Walden Woods South came to Starkey Real Estate and Development in a condition that would stop most operators before they started. Fewer than 20 homes occupied a site entitled for far more — the community had gone through bankruptcy, leaving behind deferred maintenance, incomplete infrastructure, and a lease-up challenge that required both operational discipline and a clear development vision.
The work began not with marketing but with fundamentals. The site required a full assessment of its infrastructure condition, a realistic of what the physical plant could support, and a rezoning effort to unlock the additional density that would make the project viable at scale. Rezoning manufactured housing communities in Florida is rarely fast or simple — it demands a working relationship with local planning authorities and a clear community positioning argument. Starkey delivered both.

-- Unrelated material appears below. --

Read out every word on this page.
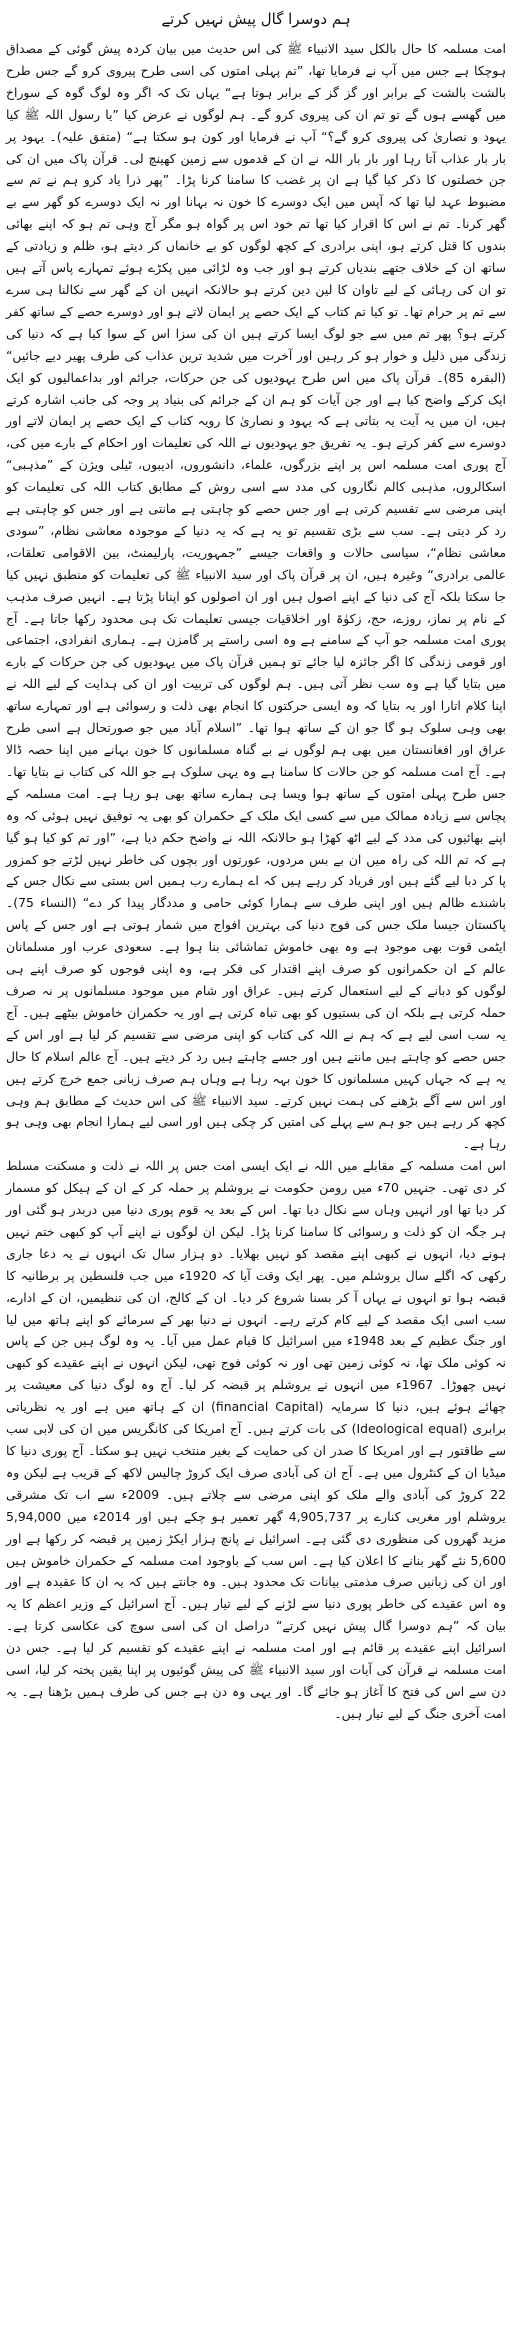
ہم دوسرا گال پیش نہیں کرتے

امت مسلمہ کا حال بالکل سید الانبیاء ﷺ کی اس حدیث میں بیان کردہ پیش گوئی کے مصداق ہوچکا ہے جس میں آپ نے فرمایا تھا، ”تم پہلی امتوں کی اسی طرح پیروی کرو گے جس طرح بالشت بالشت کے برابر اور گز گز کے برابر ہوتا ہے“ یہاں تک کہ اگر وہ لوگ گوہ کے سوراخ میں گھسے ہوں گے تو تم ان کی پیروی کرو گے۔ ہم لوگوں نے عرض کیا ”یا رسول اللہ ﷺ کیا یہود و نصاریٰ کی پیروی کرو گے؟“ آپ نے فرمایا اور کون ہو سکتا ہے“ (متفق علیہ)۔ یہود پر بار بار عذاب آتا رہا اور بار بار اللہ نے ان کے قدموں سے زمین کھینچ لی۔ قرآن پاک میں ان کی جن خصلتوں کا ذکر کیا گیا ہے ان پر غضب کا سامنا کرنا پڑا۔ ”پھر ذرا یاد کرو ہم نے تم سے مضبوط عہد لیا تھا کہ آپس میں ایک دوسرے کا خون نہ بہانا اور نہ ایک دوسرے کو گھر سے بے گھر کرنا۔ تم نے اس کا اقرار کیا تھا تم خود اس پر گواہ ہو مگر آج وہی تم ہو کہ اپنے بھائی بندوں کا قتل کرتے ہو، اپنی برادری کے کچھ لوگوں کو بے خانماں کر دیتے ہو، ظلم و زیادتی کے ساتھ ان کے خلاف جتھے بندیاں کرتے ہو اور جب وہ لڑائی میں پکڑے ہوئے تمہارے پاس آتے ہیں تو ان کی رہائی کے لیے تاوان کا لین دین کرتے ہو حالانکہ انہیں ان کے گھر سے نکالنا ہی سرے سے تم پر حرام تھا۔ تو کیا تم کتاب کے ایک حصے پر ایمان لاتے ہو اور دوسرے حصے کے ساتھ کفر کرتے ہو؟ پھر تم میں سے جو لوگ ایسا کرتے ہیں ان کی سزا اس کے سوا کیا ہے کہ دنیا کی زندگی میں ذلیل و خوار ہو کر رہیں اور آخرت میں شدید ترین عذاب کی طرف پھیر دیے جائیں“ (البقرہ 85)۔ قرآن پاک میں اس طرح یہودیوں کی جن حرکات، جرائم اور بداعمالیوں کو ایک ایک کرکے واضح کیا ہے اور جن آیات کو ہم ان کے جرائم کی بنیاد پر وجہ کی جانب اشارہ کرتے ہیں، ان میں یہ آیت یہ بتاتی ہے کہ یہود و نصاریٰ کا رویہ کتاب کے ایک حصے پر ایمان لاتے اور دوسرے سے کفر کرتے ہو۔ یہ تفریق جو یہودیوں نے اللہ کی تعلیمات اور احکام کے بارے میں کی، آج پوری امت مسلمہ اس پر اپنے بزرگوں، علماء، دانشوروں، ادیبوں، ٹیلی ویژن کے ”مذہبی“ اسکالروں، مذہبی کالم نگاروں کی مدد سے اسی روش کے مطابق کتاب اللہ کی تعلیمات کو اپنی مرضی سے تقسیم کرتی ہے اور جس حصے کو چاہتی ہے مانتی ہے اور جس کو چاہتی ہے رد کر دیتی ہے۔ سب سے بڑی تقسیم تو یہ ہے کہ یہ دنیا کے موجودہ معاشی نظام، ”سودی معاشی نظام“، سیاسی حالات و واقعات جیسے ”جمہوریت، پارلیمنٹ، بین الاقوامی تعلقات، عالمی برادری“ وغیرہ ہیں، ان پر قرآن پاک اور سید الانبیاء ﷺ کی تعلیمات کو منطبق نہیں کیا جا سکتا بلکہ آج کی دنیا کے اپنے اصول ہیں اور ان اصولوں کو اپنانا پڑتا ہے۔ انہیں صرف مذہب کے نام پر نماز، روزے، حج، زکوٰۃ اور اخلاقیات جیسی تعلیمات تک ہی محدود رکھا جاتا ہے۔ آج پوری امت مسلمہ جو آپ کے سامنے ہے وہ اسی راستے پر گامزن ہے۔ ہماری انفرادی، اجتماعی اور قومی زندگی کا اگر جائزہ لیا جائے تو ہمیں قرآن پاک میں یہودیوں کی جن حرکات کے بارے میں بتایا گیا ہے وہ سب نظر آتی ہیں۔ ہم لوگوں کی تربیت اور ان کی ہدایت کے لیے اللہ نے اپنا کلام اتارا اور یہ بتایا کہ وہ ایسی حرکتوں کا انجام بھی ذلت و رسوائی ہے اور تمہارے ساتھ بھی وہی سلوک ہو گا جو ان کے ساتھ ہوا تھا۔ ”اسلام آباد میں جو صورتحال ہے اسی طرح عراق اور افغانستان میں بھی ہم لوگوں نے بے گناہ مسلمانوں کا خون بہانے میں اپنا حصہ ڈالا ہے۔ آج امت مسلمہ کو جن حالات کا سامنا ہے وہ یہی سلوک ہے جو اللہ کی کتاب نے بتایا تھا۔ جس طرح پہلی امتوں کے ساتھ ہوا ویسا ہی ہمارے ساتھ بھی ہو رہا ہے۔ امت مسلمہ کے پچاس سے زیادہ ممالک میں سے کسی ایک ملک کے حکمران کو بھی یہ توفیق نہیں ہوئی کہ وہ اپنے بھائیوں کی مدد کے لیے اٹھ کھڑا ہو حالانکہ اللہ نے واضح حکم دیا ہے، ”اور تم کو کیا ہو گیا ہے کہ تم اللہ کی راہ میں ان بے بس مردوں، عورتوں اور بچوں کی خاطر نہیں لڑتے جو کمزور پا کر دبا لیے گئے ہیں اور فریاد کر رہے ہیں کہ اے ہمارے رب ہمیں اس بستی سے نکال جس کے باشندے ظالم ہیں اور اپنی طرف سے ہمارا کوئی حامی و مددگار پیدا کر دے“ (النساء 75)۔ پاکستان جیسا ملک جس کی فوج دنیا کی بہترین افواج میں شمار ہوتی ہے اور جس کے پاس ایٹمی قوت بھی موجود ہے وہ بھی خاموش تماشائی بنا ہوا ہے۔ سعودی عرب اور مسلمانان عالم کے ان حکمرانوں کو صرف اپنے اقتدار کی فکر ہے، وہ اپنی فوجوں کو صرف اپنے ہی لوگوں کو دبانے کے لیے استعمال کرتے ہیں۔ عراق اور شام میں موجود مسلمانوں پر نہ صرف حملہ کرتی ہے بلکہ ان کی بستیوں کو بھی تباہ کرتی ہے اور یہ حکمران خاموش بیٹھے ہیں۔ آج یہ سب اسی لیے ہے کہ ہم نے اللہ کی کتاب کو اپنی مرضی سے تقسیم کر لیا ہے اور اس کے جس حصے کو چاہتے ہیں مانتے ہیں اور جسے چاہتے ہیں رد کر دیتے ہیں۔ آج عالم اسلام کا حال یہ ہے کہ جہاں کہیں مسلمانوں کا خون بہہ رہا ہے وہاں ہم صرف زبانی جمع خرچ کرتے ہیں اور اس سے آگے بڑھنے کی ہمت نہیں کرتے۔ سید الانبیاء ﷺ کی اس حدیث کے مطابق ہم وہی کچھ کر رہے ہیں جو ہم سے پہلے کی امتیں کر چکی ہیں اور اسی لیے ہمارا انجام بھی وہی ہو رہا ہے۔

اس امت مسلمہ کے مقابلے میں اللہ نے ایک ایسی امت جس پر اللہ نے ذلت و مسکنت مسلط کر دی تھی۔ جنہیں 70ء میں رومن حکومت نے یروشلم پر حملہ کر کے ان کے ہیکل کو مسمار کر دیا تھا اور انہیں وہاں سے نکال دیا تھا۔ اس کے بعد یہ قوم پوری دنیا میں دربدر ہو گئی اور ہر جگہ ان کو ذلت و رسوائی کا سامنا کرنا پڑا۔ لیکن ان لوگوں نے اپنے آپ کو کبھی ختم نہیں ہونے دیا، انہوں نے کبھی اپنے مقصد کو نہیں بھلایا۔ دو ہزار سال تک انہوں نے یہ دعا جاری رکھی کہ اگلے سال یروشلم میں۔ پھر ایک وقت آیا کہ 1920ء میں جب فلسطین پر برطانیہ کا قبضہ ہوا تو انہوں نے یہاں آ کر بسنا شروع کر دیا۔ ان کے کالج، ان کی تنظیمیں، ان کے ادارے، سب اسی ایک مقصد کے لیے کام کرتے رہے۔ انہوں نے دنیا بھر کے سرمائے کو اپنے ہاتھ میں لیا اور جنگ عظیم کے بعد 1948ء میں اسرائیل کا قیام عمل میں آیا۔ یہ وہ لوگ ہیں جن کے پاس نہ کوئی ملک تھا، نہ کوئی زمین تھی اور نہ کوئی فوج تھی، لیکن انہوں نے اپنے عقیدے کو کبھی نہیں چھوڑا۔ 1967ء میں انہوں نے یروشلم پر قبضہ کر لیا۔ آج وہ لوگ دنیا کی معیشت پر چھائے ہوئے ہیں، دنیا کا سرمایہ (financial Capital) ان کے ہاتھ میں ہے اور یہ نظریاتی برابری (Ideological equal) کی بات کرتے ہیں۔ آج امریکا کی کانگریس میں ان کی لابی سب سے طاقتور ہے اور امریکا کا صدر ان کی حمایت کے بغیر منتخب نہیں ہو سکتا۔ آج پوری دنیا کا میڈیا ان کے کنٹرول میں ہے۔ آج ان کی آبادی صرف ایک کروڑ چالیس لاکھ کے قریب ہے لیکن وہ 22 کروڑ کی آبادی والے ملک کو اپنی مرضی سے چلاتے ہیں۔ 2009ء سے اب تک مشرقی یروشلم اور مغربی کنارے پر 4,905,737 گھر تعمیر ہو چکے ہیں اور 2014ء میں 5,94,000 مزید گھروں کی منظوری دی گئی ہے۔ اسرائیل نے پانچ ہزار ایکڑ زمین پر قبضہ کر رکھا ہے اور 5,600 نئے گھر بنانے کا اعلان کیا ہے۔ اس سب کے باوجود امت مسلمہ کے حکمران خاموش ہیں اور ان کی زبانیں صرف مذمتی بیانات تک محدود ہیں۔ وہ جانتے ہیں کہ یہ ان کا عقیدہ ہے اور وہ اس عقیدے کی خاطر پوری دنیا سے لڑنے کے لیے تیار ہیں۔ آج اسرائیل کے وزیر اعظم کا یہ بیان کہ ”ہم دوسرا گال پیش نہیں کرتے“ دراصل ان کی اسی سوچ کی عکاسی کرتا ہے۔ اسرائیل اپنے عقیدے پر قائم ہے اور امت مسلمہ نے اپنے عقیدے کو تقسیم کر لیا ہے۔ جس دن امت مسلمہ نے قرآن کی آیات اور سید الانبیاء ﷺ کی پیش گوئیوں پر اپنا یقین پختہ کر لیا، اسی دن سے اس کی فتح کا آغاز ہو جائے گا۔ اور یہی وہ دن ہے جس کی طرف ہمیں بڑھنا ہے۔ یہ امت آخری جنگ کے لیے تیار ہیں۔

Once the entitlement work was secured, the buildout began in phases — sequenced to control costs, minimize disruption, and allow lease-up revenue to partially fund continued development. With a shoestring budget and no margin for error, every dollar of infrastructure investment was evaluated against its return in leasable lots. The result: 230 additional sites brought from raw ground to occupancy-ready condition.
The lease-up strategy combined local market knowledge, direct outreach to manufactured home dealers, and a community positioning approach that emphasized affordability, stability, and long-term value. Walden Woods South was repositioned not as a distressed asset but as a community with a future — and prospective residents responded accordingly.
This project is the clearest example of what Starkey does when the conditions are hardest. Not every community turnaround looks like this, but every operator who has been through one recognizes what it takes.